Définition de « remise »

51. (1) Au présent article, « remise » s'entend de tout escompte, rabais, concession de prix ou autre avantage qui est offert ou accordé, ou réputé l'être, à des fins de réclame ou de publicité et est accessoire à une ou des ventes de produits, mais qui n'est pas appliqué directement au prix de vente.
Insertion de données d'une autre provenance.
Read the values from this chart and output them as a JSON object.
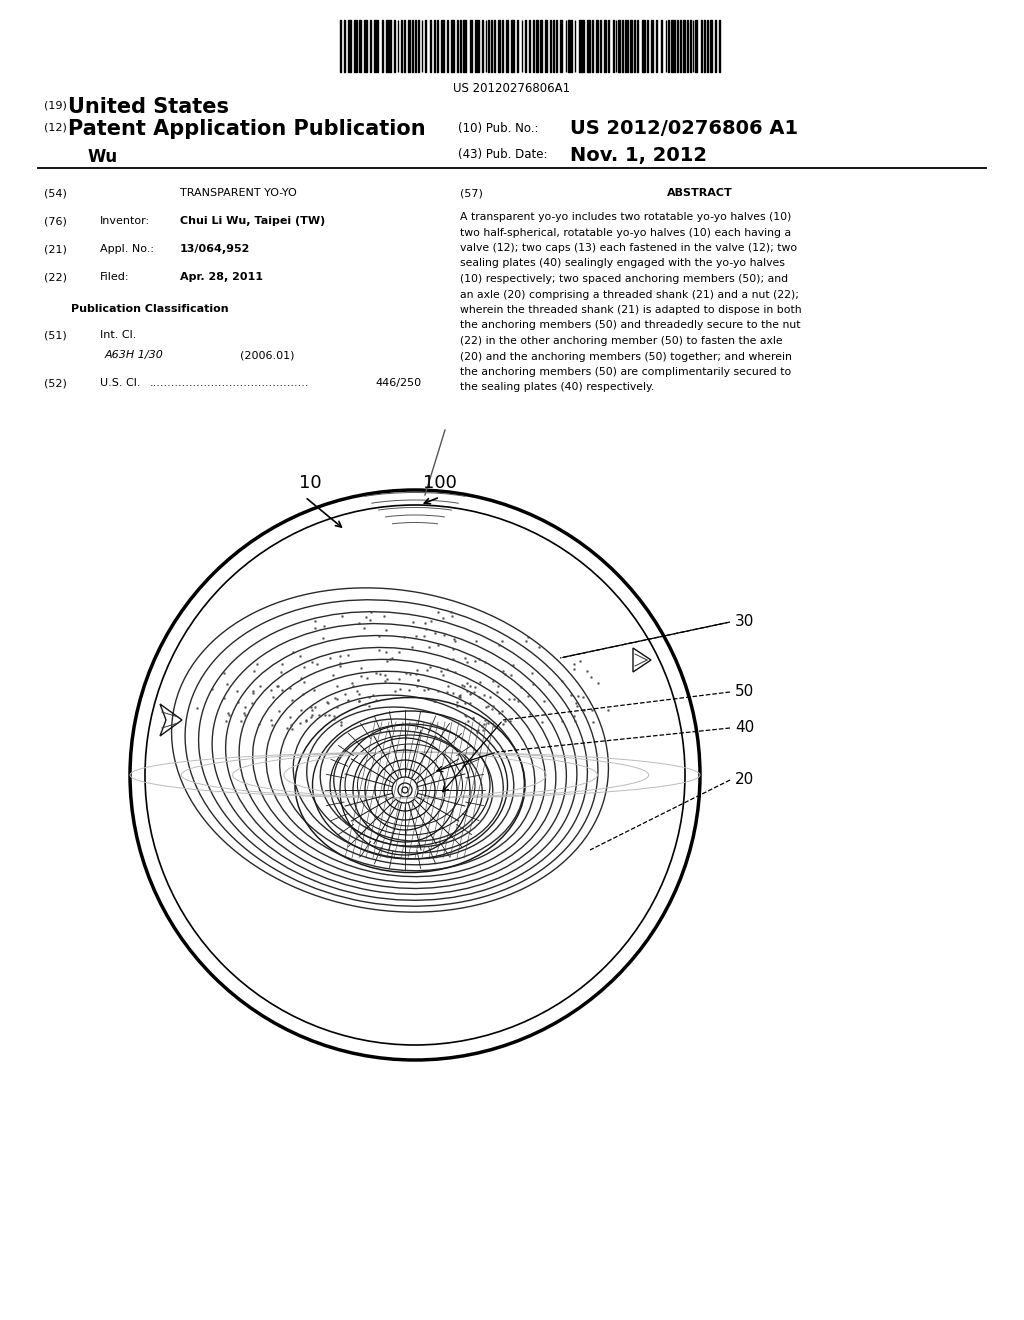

Octroi de remise interdit sauf à des conditions proportionnées

(2) Toute personne qui, se livrant à une entreprise, est partie intéressée ou contribue à l'octroi d'une remise à un acheteur, non offerte à des conditions proportionnées à d'autres acheteurs faisant concurrence à l'acheteur en premier lieu mentionné, appelés au présent article « acheteurs concurrents », commet un acte criminel et encourt un emprisonnement maximal de deux ans.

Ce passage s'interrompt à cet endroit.